Are you a lover or a hater of coffee capsule machines? If you own one, has it saved you money and do you have a favourite brand of coffee pod?

Comments
Guest
Patrick Taylor says:
22 April 2018

“I am a coffee snob. I freely admit it. As a campaigner, I practically run on the stuff. I can’t remember when I last drank instant and I’ll navigate my way around cities using my favourite coffee shops. If we were catching up and you suggested going to Starbucks, I would judge you”

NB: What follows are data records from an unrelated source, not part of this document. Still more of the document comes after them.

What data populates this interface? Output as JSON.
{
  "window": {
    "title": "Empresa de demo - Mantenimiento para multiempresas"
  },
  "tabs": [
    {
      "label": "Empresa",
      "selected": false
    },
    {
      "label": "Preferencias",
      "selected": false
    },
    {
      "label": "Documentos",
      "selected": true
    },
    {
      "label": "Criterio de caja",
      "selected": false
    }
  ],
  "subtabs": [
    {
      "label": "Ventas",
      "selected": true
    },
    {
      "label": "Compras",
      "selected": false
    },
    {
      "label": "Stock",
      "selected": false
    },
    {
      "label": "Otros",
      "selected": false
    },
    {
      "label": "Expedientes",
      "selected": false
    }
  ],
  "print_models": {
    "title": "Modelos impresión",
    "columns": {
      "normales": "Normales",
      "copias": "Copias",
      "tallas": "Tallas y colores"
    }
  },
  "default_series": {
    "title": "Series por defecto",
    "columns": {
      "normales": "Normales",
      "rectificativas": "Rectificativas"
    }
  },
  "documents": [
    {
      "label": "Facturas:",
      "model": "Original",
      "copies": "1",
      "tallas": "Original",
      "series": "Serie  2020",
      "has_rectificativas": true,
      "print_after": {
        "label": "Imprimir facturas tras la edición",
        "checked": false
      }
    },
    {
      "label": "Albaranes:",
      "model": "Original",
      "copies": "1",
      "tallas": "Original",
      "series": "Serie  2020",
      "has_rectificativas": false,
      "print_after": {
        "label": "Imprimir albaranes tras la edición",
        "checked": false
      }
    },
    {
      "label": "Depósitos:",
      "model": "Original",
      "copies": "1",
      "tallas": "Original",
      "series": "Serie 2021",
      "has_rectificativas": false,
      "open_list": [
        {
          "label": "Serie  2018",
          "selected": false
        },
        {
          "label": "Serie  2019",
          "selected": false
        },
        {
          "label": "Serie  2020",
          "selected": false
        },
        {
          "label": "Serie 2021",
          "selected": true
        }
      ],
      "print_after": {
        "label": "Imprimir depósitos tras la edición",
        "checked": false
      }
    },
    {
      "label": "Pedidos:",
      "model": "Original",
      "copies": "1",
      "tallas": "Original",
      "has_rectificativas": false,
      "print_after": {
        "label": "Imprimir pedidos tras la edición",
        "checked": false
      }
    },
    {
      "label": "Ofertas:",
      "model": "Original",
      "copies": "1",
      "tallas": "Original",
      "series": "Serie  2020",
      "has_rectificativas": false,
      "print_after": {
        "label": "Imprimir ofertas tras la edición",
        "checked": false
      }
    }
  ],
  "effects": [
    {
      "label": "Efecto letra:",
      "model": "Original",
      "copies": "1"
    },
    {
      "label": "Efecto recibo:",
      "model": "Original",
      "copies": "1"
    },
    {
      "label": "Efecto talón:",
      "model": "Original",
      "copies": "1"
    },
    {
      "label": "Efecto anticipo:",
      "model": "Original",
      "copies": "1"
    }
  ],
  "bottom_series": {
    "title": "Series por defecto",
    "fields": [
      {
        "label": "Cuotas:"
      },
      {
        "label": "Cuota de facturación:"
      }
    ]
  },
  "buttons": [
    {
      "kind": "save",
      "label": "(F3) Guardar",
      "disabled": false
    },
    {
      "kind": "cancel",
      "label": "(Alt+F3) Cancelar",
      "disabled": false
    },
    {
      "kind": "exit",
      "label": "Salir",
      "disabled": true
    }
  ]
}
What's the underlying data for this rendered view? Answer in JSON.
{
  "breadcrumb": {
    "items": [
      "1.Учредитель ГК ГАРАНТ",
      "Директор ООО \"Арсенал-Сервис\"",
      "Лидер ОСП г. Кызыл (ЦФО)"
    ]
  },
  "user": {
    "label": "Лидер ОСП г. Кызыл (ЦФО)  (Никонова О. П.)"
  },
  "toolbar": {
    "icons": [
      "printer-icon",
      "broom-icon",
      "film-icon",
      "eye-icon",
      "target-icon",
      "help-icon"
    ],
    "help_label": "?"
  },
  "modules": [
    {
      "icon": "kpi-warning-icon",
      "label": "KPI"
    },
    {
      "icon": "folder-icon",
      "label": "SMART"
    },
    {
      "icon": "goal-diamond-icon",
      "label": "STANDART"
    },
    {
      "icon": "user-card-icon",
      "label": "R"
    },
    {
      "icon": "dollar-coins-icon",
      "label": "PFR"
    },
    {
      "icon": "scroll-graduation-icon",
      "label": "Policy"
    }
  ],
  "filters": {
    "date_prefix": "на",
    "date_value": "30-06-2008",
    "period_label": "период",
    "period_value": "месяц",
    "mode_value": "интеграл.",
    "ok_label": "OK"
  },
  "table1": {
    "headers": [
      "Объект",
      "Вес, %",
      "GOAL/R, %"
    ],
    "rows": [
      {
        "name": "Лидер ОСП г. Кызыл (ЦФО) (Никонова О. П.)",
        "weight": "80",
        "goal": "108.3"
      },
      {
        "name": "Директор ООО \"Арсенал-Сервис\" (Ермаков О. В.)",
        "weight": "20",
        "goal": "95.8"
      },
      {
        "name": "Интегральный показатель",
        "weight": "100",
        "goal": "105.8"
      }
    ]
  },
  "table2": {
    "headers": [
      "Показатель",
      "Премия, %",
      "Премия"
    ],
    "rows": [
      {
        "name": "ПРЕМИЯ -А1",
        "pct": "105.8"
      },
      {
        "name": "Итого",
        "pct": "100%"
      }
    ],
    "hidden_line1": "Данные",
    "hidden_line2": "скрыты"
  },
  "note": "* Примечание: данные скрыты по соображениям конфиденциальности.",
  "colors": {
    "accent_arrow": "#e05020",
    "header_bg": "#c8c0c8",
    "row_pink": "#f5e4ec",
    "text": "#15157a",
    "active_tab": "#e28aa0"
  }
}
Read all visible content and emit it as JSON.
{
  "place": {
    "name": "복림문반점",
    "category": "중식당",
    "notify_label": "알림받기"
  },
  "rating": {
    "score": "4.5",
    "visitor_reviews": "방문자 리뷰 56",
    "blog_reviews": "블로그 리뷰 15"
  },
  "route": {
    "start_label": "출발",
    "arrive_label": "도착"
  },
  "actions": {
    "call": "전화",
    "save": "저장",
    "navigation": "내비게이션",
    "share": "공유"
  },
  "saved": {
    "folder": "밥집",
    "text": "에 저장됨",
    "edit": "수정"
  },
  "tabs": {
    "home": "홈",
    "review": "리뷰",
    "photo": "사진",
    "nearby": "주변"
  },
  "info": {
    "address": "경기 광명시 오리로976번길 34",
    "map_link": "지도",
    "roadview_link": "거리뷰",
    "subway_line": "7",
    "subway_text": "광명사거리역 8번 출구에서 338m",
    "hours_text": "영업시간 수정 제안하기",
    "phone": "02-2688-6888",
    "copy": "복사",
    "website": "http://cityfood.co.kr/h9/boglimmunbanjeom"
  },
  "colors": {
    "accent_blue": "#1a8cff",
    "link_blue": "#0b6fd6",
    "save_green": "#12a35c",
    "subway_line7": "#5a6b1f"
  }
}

I am confused as to the logic of “campaigner and coffee”. I campaign but get by on three square meals and tea. Do I need to change my diet to become more effective? : )

Guest
Andrew Barr says:
22 April 2018

I like coffee. I haven’t had an instant coffee since I gave up sugar over ten years ago (without the sugar I couldn’t stand the taste of instant). I had a Tassimo machine and tried every type of capsule available for that machine – two weeks after buying it I sold the whole lot at a knock down price at a car boot as the stuff it produced bore little resemblance to coffee. I have now got an Aeropress and haven’t used any other method of coffee making in over a year of using it. I’ve just bought a burr grinder and that has made the end result even better. If you can’t afford or justify the cost of a decent espresso machine then I recommend the Aeropress, at about £25 it can’t be bettered.

Guest

I don’t think I’m being hedonistic with my also running on coffee. However, when out I am more tolerant clearly than Patrick as Starbucks – with an extra shot of course – is on the whole quite acceptable.

Guest

It was the covetous attitude towards the expensive apparatus that I was alluding to, Roger, not the desire for coffee.

Guest

That is quite simply economics! I have typically 10 cups per day. At 25p a pop with pods and 4p a cup with beans, even if the pod machine were free I’d be quids in with my bean-to-cupper after 2 1/2 years. The works one use rate was dramatically more for the four of us.

I have yet to indulge in solar power (long story, should have embarked a decade ago). Would you regard spending out several thousand for cheaper electricity as covetous?

Guest
Patrick Taylor says:
25 April 2018

As an added extra I should point out that too much caffeine is not good for fetuses.
epigee.org/pregnancy/caffeine.html
and there is good research to back this up.

Guest

Fortunately I’m not pregnant..

Guest

It’s inconceivable how this could affect men.